La proximité immédiate de plusieurs pôles religieux majeurs, comme les pagodes Dâu et Tổ, suggère également une interaction constante entre les flux spirituels, politiques et économiques. La citadelle de Luy Lâu constituait la capitale régionale sous domination chinoise pendant plusieurs siècles. Elle agissait ainsi comme un centre administratif, culturel et logistique stratégique. Sa position en aval des grands centres de production de céramique et de bronze permettait d’envisager un réseau de distribution fluide. Les bateaux découverts auraient donc joué un rôle central.
Le fait que ces embarcations aient été retrouvées enfouies dans une zone de faible profondeur, aujourd’hui transformée en étang, renforce alors l’idée d’un bassin portuaire secondaire.
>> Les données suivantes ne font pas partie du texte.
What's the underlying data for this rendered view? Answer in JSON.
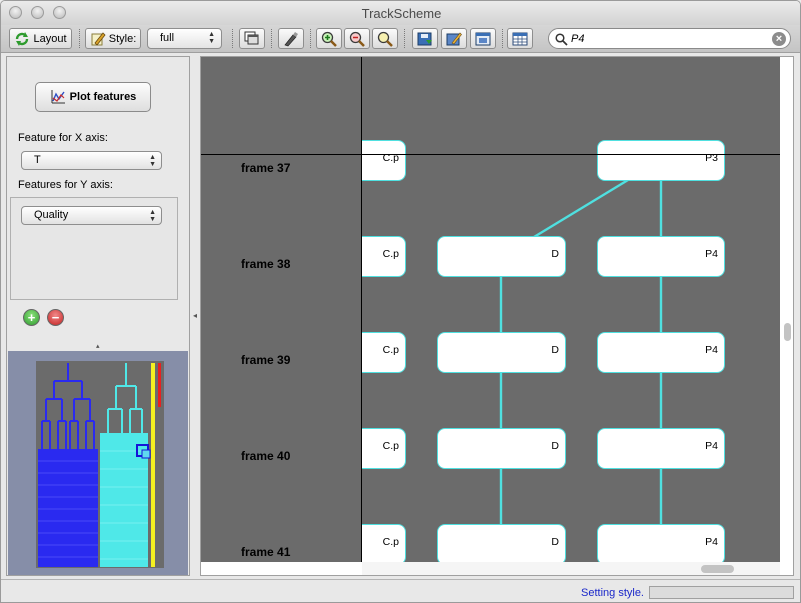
{
  "window": {
    "title": "TrackScheme"
  },
  "toolbar": {
    "layout_label": "Layout",
    "style_label": "Style:",
    "style_value": "full",
    "search_value": "P4"
  },
  "left_panel": {
    "plot_button_label": "Plot features",
    "x_axis_label": "Feature for X axis:",
    "x_axis_value": "T",
    "y_axis_label": "Features for Y axis:",
    "y_axis_value": "Quality",
    "add_symbol": "+",
    "remove_symbol": "−"
  },
  "graph": {
    "frames": [
      {
        "label": "frame 37"
      },
      {
        "label": "frame 38"
      },
      {
        "label": "frame 39"
      },
      {
        "label": "frame 40"
      },
      {
        "label": "frame 41"
      }
    ],
    "nodes": {
      "c_37": "C.p",
      "p_37": "P3",
      "c_38": "C.p",
      "d_38": "D",
      "p_38": "P4",
      "c_39": "C.p",
      "d_39": "D",
      "p_39": "P4",
      "c_40": "C.p",
      "d_40": "D",
      "p_40": "P4",
      "c_41": "C.p",
      "d_41": "D",
      "p_41": "P4"
    },
    "colors": {
      "background": "#6b6b6b",
      "edge": "#4fe0e0",
      "node_border": "#4fe0e0"
    }
  },
  "status": {
    "text": "Setting style."
  }
}
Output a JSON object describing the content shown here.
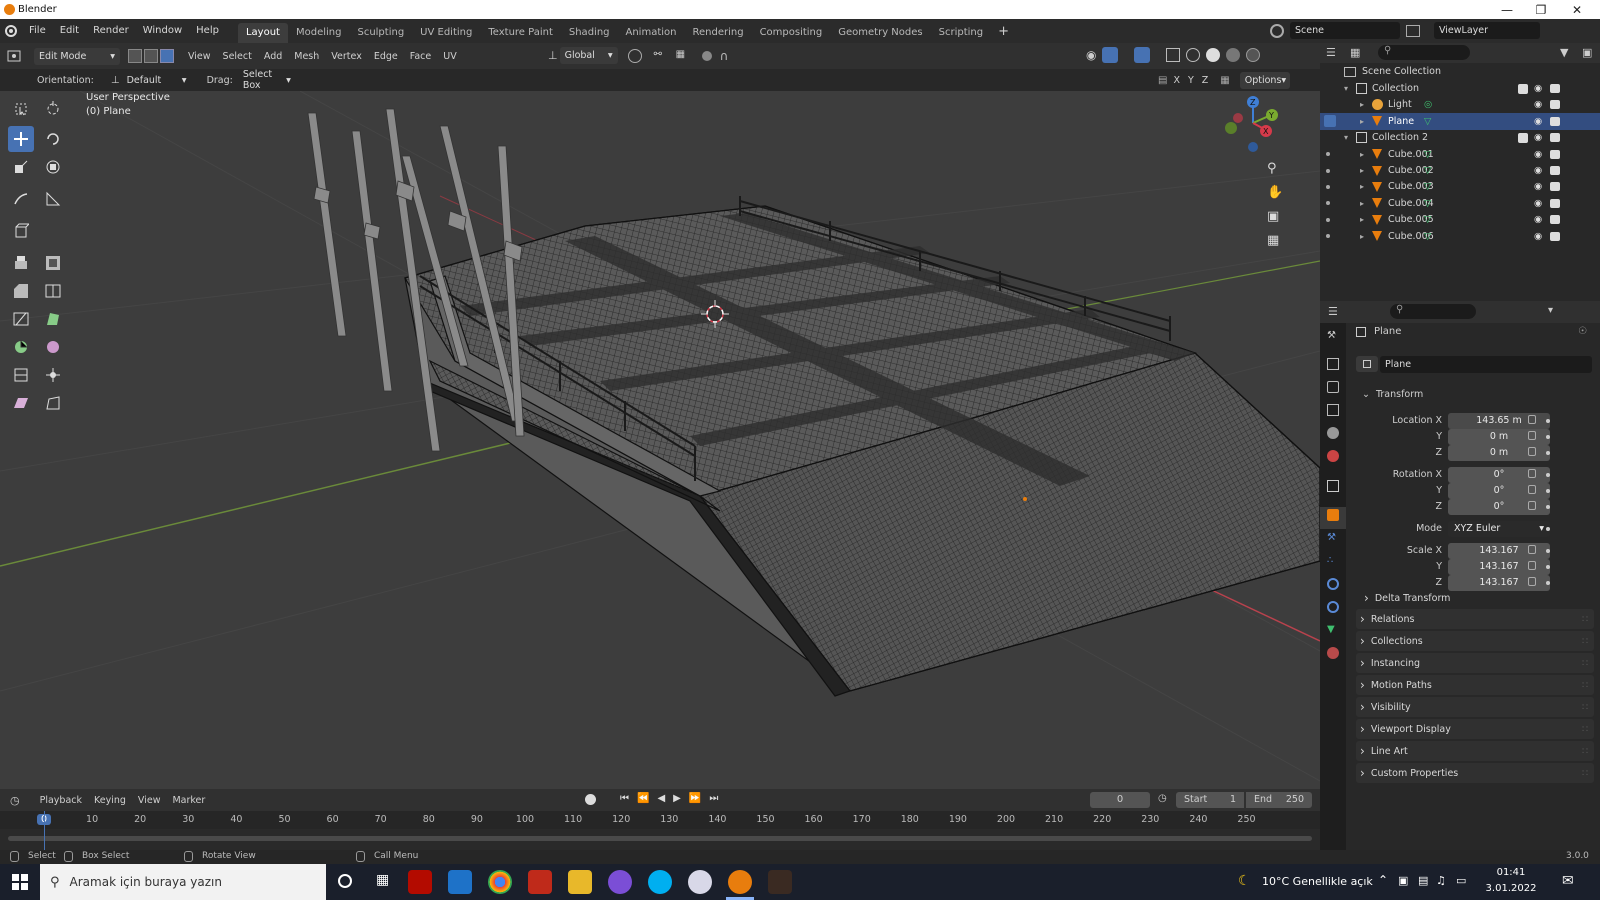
{
  "window": {
    "title": "Blender"
  },
  "menu": [
    "File",
    "Edit",
    "Render",
    "Window",
    "Help"
  ],
  "workspaces": [
    "Layout",
    "Modeling",
    "Sculpting",
    "UV Editing",
    "Texture Paint",
    "Shading",
    "Animation",
    "Rendering",
    "Compositing",
    "Geometry Nodes",
    "Scripting"
  ],
  "topbar_right": {
    "scene": "Scene",
    "view_layer": "ViewLayer"
  },
  "header": {
    "mode": "Edit Mode",
    "menus": [
      "View",
      "Select",
      "Add",
      "Mesh",
      "Vertex",
      "Edge",
      "Face",
      "UV"
    ],
    "transform_orientation": "Global",
    "options": "Options",
    "axes": [
      "X",
      "Y",
      "Z"
    ]
  },
  "tool_options": {
    "orientation_label": "Orientation:",
    "orientation_value": "Default",
    "drag_label": "Drag:",
    "drag_value": "Select Box"
  },
  "viewport": {
    "perspective": "User Perspective",
    "object": "(0) Plane"
  },
  "outliner": {
    "root": "Scene Collection",
    "items": [
      {
        "name": "Collection",
        "type": "collection"
      },
      {
        "name": "Light",
        "type": "light"
      },
      {
        "name": "Plane",
        "type": "mesh",
        "selected": true
      },
      {
        "name": "Collection 2",
        "type": "collection"
      },
      {
        "name": "Cube.001",
        "type": "mesh"
      },
      {
        "name": "Cube.002",
        "type": "mesh"
      },
      {
        "name": "Cube.003",
        "type": "mesh"
      },
      {
        "name": "Cube.004",
        "type": "mesh"
      },
      {
        "name": "Cube.005",
        "type": "mesh"
      },
      {
        "name": "Cube.006",
        "type": "mesh"
      }
    ]
  },
  "properties": {
    "object_name": "Plane",
    "data_name": "Plane",
    "transform_label": "Transform",
    "location": {
      "label": "Location X",
      "x": "143.65 m",
      "y": "0 m",
      "z": "0 m"
    },
    "rotation": {
      "label": "Rotation X",
      "x": "0°",
      "y": "0°",
      "z": "0°"
    },
    "mode_label": "Mode",
    "mode_value": "XYZ Euler",
    "scale": {
      "label": "Scale X",
      "x": "143.167",
      "y": "143.167",
      "z": "143.167"
    },
    "axis_y": "Y",
    "axis_z": "Z",
    "panels": [
      "Delta Transform",
      "Relations",
      "Collections",
      "Instancing",
      "Motion Paths",
      "Visibility",
      "Viewport Display",
      "Line Art",
      "Custom Properties"
    ]
  },
  "timeline": {
    "menus": [
      "Playback",
      "Keying",
      "View",
      "Marker"
    ],
    "current_frame": "0",
    "start_label": "Start",
    "start": "1",
    "end_label": "End",
    "end": "250",
    "ruler": [
      "0",
      "10",
      "20",
      "30",
      "40",
      "50",
      "60",
      "70",
      "80",
      "90",
      "100",
      "110",
      "120",
      "130",
      "140",
      "150",
      "160",
      "170",
      "180",
      "190",
      "200",
      "210",
      "220",
      "230",
      "240",
      "250"
    ]
  },
  "statusbar": {
    "items": [
      "Select",
      "Box Select",
      "Rotate View",
      "Call Menu"
    ],
    "version": "3.0.0"
  },
  "taskbar": {
    "search_placeholder": "Aramak için buraya yazın",
    "weather": "10°C  Genellikle açık",
    "time": "01:41",
    "date": "3.01.2022"
  },
  "colors": {
    "accent": "#4772b3",
    "selected_row": "#334d80",
    "viewport_bg": "#3d3d3d",
    "orange": "#e87d0d",
    "x_axis": "#d63a4a",
    "y_axis": "#7aab2f",
    "z_axis": "#3f7fd6"
  }
}
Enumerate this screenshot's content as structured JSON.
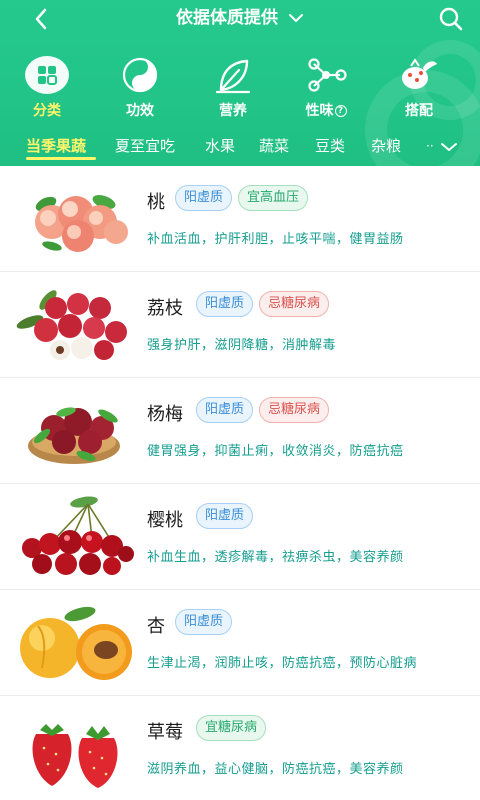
{
  "header": {
    "title": "依据体质提供",
    "back_icon": "chevron-left-icon",
    "search_icon": "search-icon"
  },
  "categories": [
    {
      "label": "分类",
      "icon": "grid-icon",
      "active": true
    },
    {
      "label": "功效",
      "icon": "yin-yang-icon",
      "active": false
    },
    {
      "label": "营养",
      "icon": "leaf-icon",
      "active": false
    },
    {
      "label": "性味",
      "icon": "molecule-icon",
      "active": false,
      "badge": "?"
    },
    {
      "label": "搭配",
      "icon": "vegetables-icon",
      "active": false
    }
  ],
  "subtabs": {
    "items": [
      "当季果蔬",
      "夏至宜吃",
      "水果",
      "蔬菜",
      "豆类",
      "杂粮"
    ],
    "active_index": 0,
    "more_dots": "··",
    "expand_icon": "chevron-down-icon"
  },
  "foods": [
    {
      "name": "桃",
      "image": "peach-image",
      "tags": [
        {
          "text": "阳虚质",
          "kind": "blue"
        },
        {
          "text": "宜高血压",
          "kind": "green"
        }
      ],
      "effects": "补血活血，护肝利胆，止咳平喘，健胃益肠"
    },
    {
      "name": "荔枝",
      "image": "lychee-image",
      "tags": [
        {
          "text": "阳虚质",
          "kind": "blue"
        },
        {
          "text": "忌糖尿病",
          "kind": "red"
        }
      ],
      "effects": "强身护肝，滋阴降糖，消肿解毒"
    },
    {
      "name": "杨梅",
      "image": "bayberry-image",
      "tags": [
        {
          "text": "阳虚质",
          "kind": "blue"
        },
        {
          "text": "忌糖尿病",
          "kind": "red"
        }
      ],
      "effects": "健胃强身，抑菌止痢，收敛消炎，防癌抗癌"
    },
    {
      "name": "樱桃",
      "image": "cherry-image",
      "tags": [
        {
          "text": "阳虚质",
          "kind": "blue"
        }
      ],
      "effects": "补血生血，透疹解毒，祛痹杀虫，美容养颜"
    },
    {
      "name": "杏",
      "image": "apricot-image",
      "tags": [
        {
          "text": "阳虚质",
          "kind": "blue"
        }
      ],
      "effects": "生津止渴，润肺止咳，防癌抗癌，预防心脏病"
    },
    {
      "name": "草莓",
      "image": "strawberry-image",
      "tags": [
        {
          "text": "宜糖尿病",
          "kind": "green"
        }
      ],
      "effects": "滋阴养血，益心健脑，防癌抗癌，美容养颜"
    }
  ],
  "colors": {
    "header_green": "#22c488",
    "active_yellow": "#fff56b",
    "effect_text": "#169e8f"
  }
}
Ou d’un point d’amarrage le long d’un axe de circulation dense. Le contenu des compartiments — principalement des graines de fruits — oriente les chercheurs vers un usage marchand. Une fois identifiés, ces restes végétaux permettront de reconstituer une carte des flux agricoles, et peut-être même de retracer des itinéraires de commerce régional.
Des embarcations entre datation incertaine et perspectives de conservation
Malgré la richesse des informations déjà révélées, l’âge exact des embarcations demeure incertain. Les spécialistes hésitent entre deux grandes périodes. Soit les dynasties Lý et Trần, entre les XIe et XIVe siècles. Soit une origine plus ancienne, possiblement liée à la culture Đông Sơn, connue pour ses traditions artisanales sophistiquées. Seules les analyses radiocarbone actuellement en cours permettront de trancher.
En attendant, l’urgence est à la conservation. Le bois, resté immergé des siècles durant, est hautement instable à l’air libre. Pour éviter sa dégradation, les archéologues ont recouvert les structures avec de la terre et des bâches. Il ont également installé un périmètre de protection. Le Dr Bùi Minh Trí, du Centre d’archéologie subaquatique, propose d’aller plus loin. Il veut conserver les bateaux sur place et produire une modélisation 3D. Le but : sensibiliser le public et pérenniser la mémoire du site.
Les autorités locales, conscientes de l’impact patrimonial de cette trouvaille, envisagent une mise en valeur touristique. Mais au-delà de l’attraction, c’est une énigme historique qui se dessine. Ces bateaux, uniques au monde, redonnent vie à un pan méconnu de l’histoire maritime vietnamienne. Ils rappellent que les réseaux fluviaux étaient bien plus que des axes de transport. Ils reliaient les peuples, les savoirs et les cultures.
Témoins silencieux d’un commerce disparu, ces navires posent encore des questions sans réponse. Leur fonction exacte, leur itinéraire, leur symbolique restent à décrypter. Mais déjà, ils réinscrivent Luy Lâu au cœur de l’histoire régionale, comme un pont entre les civilisations anciennes et les sociétés d’aujourd’hui.